Spontaneous physical activity is the most variable component of 24-hour energy expenditure. In people with a very sedentary lifestyle it is about 15% of energy demand, and in very active people it can reach as much as 50% or more. 
It is very difficult to get accurate NEAT estimates because the diversity of these activities is too great. In addition, there are many factors that affect the value of NEAT, including:
Research indicates that an active lifestyle, with an emphasis on spontaneous physical activity, has many health benefits. A sedentary lifestyle again is associated with an increased risk of chronic diseases.
Metabolic syndrome, obesity, impaired carbohydrate metabolism, including the risk of diabetes may be directly related to low NEAT levels. What should be noted – he may be independent of EAT, i.e. planned physical training!
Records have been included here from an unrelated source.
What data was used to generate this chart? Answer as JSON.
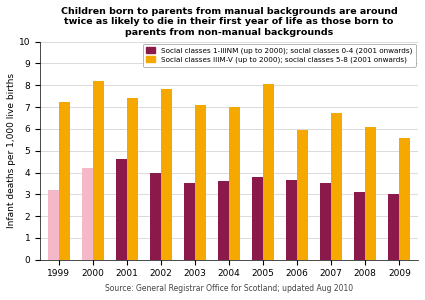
{
  "title": "Children born to parents from manual backgrounds are around\ntwice as likely to die in their first year of life as those born to\nparents from non-manual backgrounds",
  "years": [
    1999,
    2000,
    2001,
    2002,
    2003,
    2004,
    2005,
    2006,
    2007,
    2008,
    2009
  ],
  "non_manual": [
    3.2,
    4.2,
    4.6,
    4.0,
    3.5,
    3.6,
    3.8,
    3.65,
    3.5,
    3.1,
    3.0
  ],
  "manual": [
    7.25,
    8.2,
    7.4,
    7.85,
    7.1,
    7.0,
    8.05,
    5.95,
    6.75,
    6.1,
    5.6
  ],
  "non_manual_colors": [
    "#f5b8c8",
    "#f5b8c8",
    "#8b1a4a",
    "#8b1a4a",
    "#8b1a4a",
    "#8b1a4a",
    "#8b1a4a",
    "#8b1a4a",
    "#8b1a4a",
    "#8b1a4a",
    "#8b1a4a"
  ],
  "manual_colors": [
    "#f5a800",
    "#f5a800",
    "#f5a800",
    "#f5a800",
    "#f5a800",
    "#f5a800",
    "#f5a800",
    "#f5a800",
    "#f5a800",
    "#f5a800",
    "#f5a800"
  ],
  "ylabel": "Infant deaths per 1,000 live births",
  "ylim": [
    0,
    10
  ],
  "yticks": [
    0,
    1,
    2,
    3,
    4,
    5,
    6,
    7,
    8,
    9,
    10
  ],
  "legend_nonmanual_label": "Social classes 1-IIINM (up to 2000); social classes 0-4 (2001 onwards)",
  "legend_manual_label": "Social classes IIIM-V (up to 2000); social classes 5-8 (2001 onwards)",
  "legend_nonmanual_color": "#8b1a4a",
  "legend_manual_color": "#f5a800",
  "source": "Source: General Registrar Office for Scotland; updated Aug 2010",
  "background_color": "#ffffff",
  "bar_width": 0.32,
  "title_fontsize": 6.8,
  "axis_fontsize": 6.5,
  "legend_fontsize": 5.2,
  "source_fontsize": 5.5
}
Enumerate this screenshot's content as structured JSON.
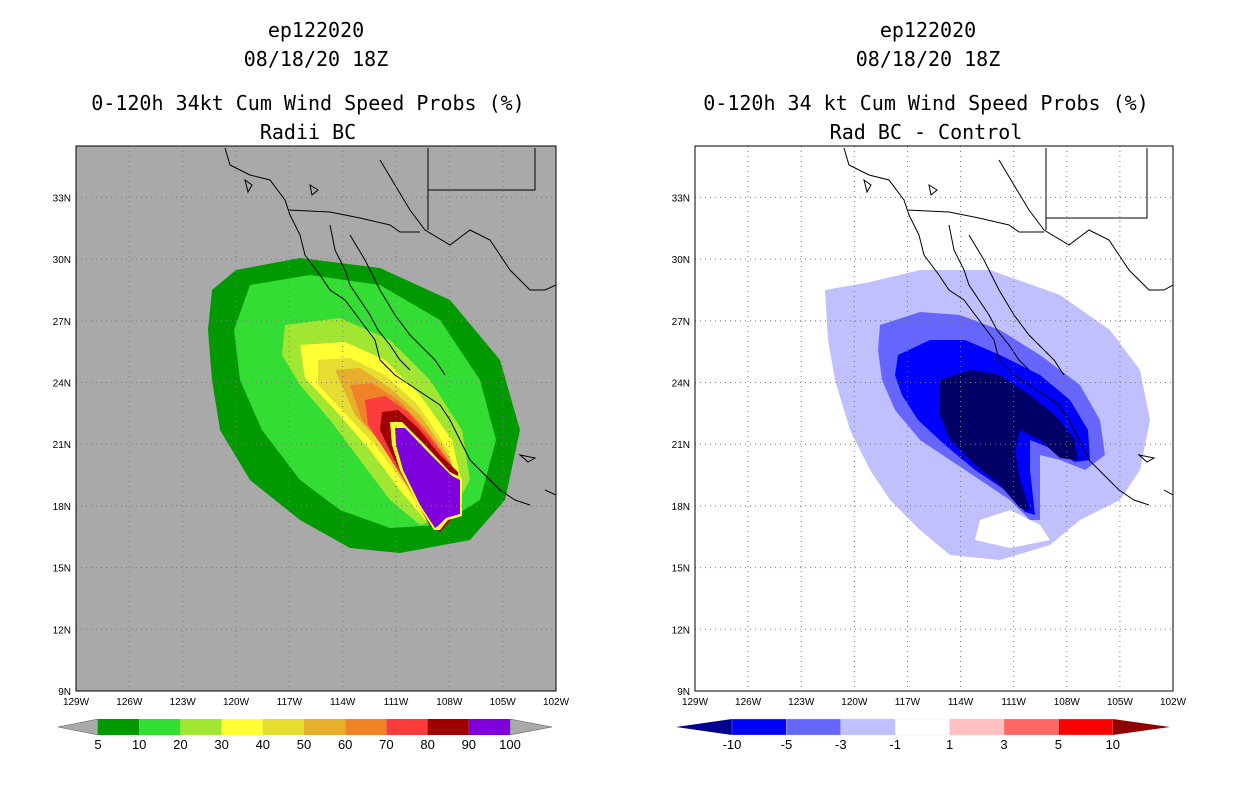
{
  "left_panel": {
    "title_line1": "ep122020",
    "title_line2": "08/18/20 18Z",
    "title_line3": "0-120h 34kt Cum Wind Speed Probs (%)",
    "title_line4": "Radii BC",
    "background_color": "#a9a9a9",
    "colorbar": {
      "colors": [
        "#009900",
        "#33dd33",
        "#a0e632",
        "#ffff33",
        "#e6dc32",
        "#e6af2d",
        "#f08228",
        "#fa3c3c",
        "#a00000",
        "#8000dd"
      ],
      "labels": [
        "5",
        "10",
        "20",
        "30",
        "40",
        "50",
        "60",
        "70",
        "80",
        "90",
        "100"
      ]
    }
  },
  "right_panel": {
    "title_line1": "ep122020",
    "title_line2": "08/18/20 18Z",
    "title_line3": "0-120h 34 kt Cum Wind Speed Probs (%)",
    "title_line4": "Rad BC - Control",
    "background_color": "#ffffff",
    "colorbar": {
      "colors": [
        "#0000ff",
        "#6666ff",
        "#c0c0ff",
        "#ffffff",
        "#ffc0c0",
        "#ff6666",
        "#ff0000"
      ],
      "left_arrow_color": "#000090",
      "right_arrow_color": "#900000",
      "labels": [
        "-10",
        "-5",
        "-3",
        "-1",
        "1",
        "3",
        "5",
        "10"
      ]
    }
  },
  "axes": {
    "lat_labels": [
      "33N",
      "30N",
      "27N",
      "24N",
      "21N",
      "18N",
      "15N",
      "12N",
      "9N"
    ],
    "lon_labels": [
      "129W",
      "126W",
      "123W",
      "120W",
      "117W",
      "114W",
      "111W",
      "108W",
      "105W",
      "102W"
    ]
  },
  "map_data": {
    "lat_range": [
      9,
      35.5
    ],
    "lon_range": [
      -129,
      -102
    ],
    "left_field_levels": [
      5,
      10,
      20,
      30,
      40,
      50,
      60,
      70,
      80,
      90,
      100
    ],
    "right_field_levels": [
      -10,
      -5,
      -3,
      -1,
      1,
      3,
      5,
      10
    ]
  }
}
In the group of people who showed a small amount of fidgeting when sitting for more than 7 hours a day, there was a 30% increase in the risk of death. However, research shows that you only need 15 minutes a day or 90 minutes a week to have a 14% reduced risk of death and a 3-year increase in life expectancy! 
Levine JA, Schleusner SJ, Jensen MD. Energy expenditure of nonexercise activity. Am J Clin Nutr. 2000;72(6):1451-1454. doi:10.1093/ajcn/72.6.1451
Chung N, Park MY, Kim J, et al. Non-exercise activity thermogenesis (NEAT): a component of total daily energy expenditure. J Exerc Nutrition Biochem. 2018;22(2):23-30. doi:10.20463/jenb.2018.0013
Levine, J.A. (2004), Non‐Exercise Activity Thermogenesis (NEAT). Nutrition Reviews, 62: S82-S97. doi:10.1111/j.1753-4887.2004.tb00094.x
Frühbeck G. Does a NEAT difference in energy expenditure lead to obesity?. Lancet. 2005;366(9486):615-616. doi:10.1016/S0140-6736(05)66834-1
Be ComplEAT dieticians represent a team of experienced nutrition experts who will help you change your bad habits into good ones and rise to the next level.